I have looked for reports related to mathematics education in the UK (but England specifically). Frequently they come to my attention via twitter or the newspapers (usually highly interrelated, so both).

The list of reports does not include research papers published in research journals although there are some that report on research such as those produced by Nuffield (e.g. Towards universal participation in post-16 mathematics : lessons from high-performing countries). I argue that these should be included because of the (implicit) intended readership of policy makers. For example, the foreword to this report states that:

“While there is now a broad consensus that change is necessary, the debate about the precise nature of this change will continue, particularly in the context of concurrent reforms of GCSEs and A levels. At the Nuffield Foundation, we are keen to ensure this debate is informed by rigorous and independent evidence.” (p. 2).

The implication is that those engaged in the debate should read the report. (The report also passes my test for ‘glossiness’ – see below). 

The reports include those produced by:

  • governmental committees such as the House of Lords Select Committee on STEM or the All-Party Parliamentary Group on Financial Education
  • governmental bodies for education such as the Department for Education, Ofsted and Ofqual
  • Royal Societies such as the RSA and the Royal Society
  • advisory bodies such as the Advisory Committee for Mathematics Education.

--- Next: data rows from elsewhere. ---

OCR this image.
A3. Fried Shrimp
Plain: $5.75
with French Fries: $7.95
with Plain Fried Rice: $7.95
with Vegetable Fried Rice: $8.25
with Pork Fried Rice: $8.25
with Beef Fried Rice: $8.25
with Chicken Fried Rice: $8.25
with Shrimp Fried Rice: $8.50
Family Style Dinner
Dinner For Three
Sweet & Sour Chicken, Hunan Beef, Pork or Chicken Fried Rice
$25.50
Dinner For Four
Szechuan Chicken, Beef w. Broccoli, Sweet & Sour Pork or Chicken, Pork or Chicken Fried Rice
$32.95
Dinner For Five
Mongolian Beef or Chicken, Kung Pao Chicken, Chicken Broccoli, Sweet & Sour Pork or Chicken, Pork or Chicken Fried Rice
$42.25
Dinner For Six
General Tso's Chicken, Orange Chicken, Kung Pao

The reports may be aimed at policy makers, but also at schools, colleges and universities although the audience for the reports is only sometimes made explicit. For example, the Ofsted report Mathematics: made to measure appears to be aimed at schools (head teachers, heads of mathematics departments) and the Department for Education, stating that:

“This report calls on schools to take action to ensure that all pupils experience consistently good mathematics teaching. They must pinpoint and tackle the inconsistencies and weaknesses. We also urge the Department for Education to raise national mathematical ambition and take action to improve pupils’ mathematical knowledge and understanding.” (p. 4).

On the other hand, the RSA report, Solving the mathematics problem

outlines the core choices facing mathematics education and builds on the recommendations of the Vorderman Report by examining which mathematics approaches and reforms have worked overseas” …. “highlight[s] some of the approaches that might inform or give strength to our own reforms.” (p. 4 and p. 23).

It is not clear for whom the report is written.

Many of, but not all, the reports are glossy and attractive, often with considerable care given to images and layout. This is important, I think, in saying something about the intended readership.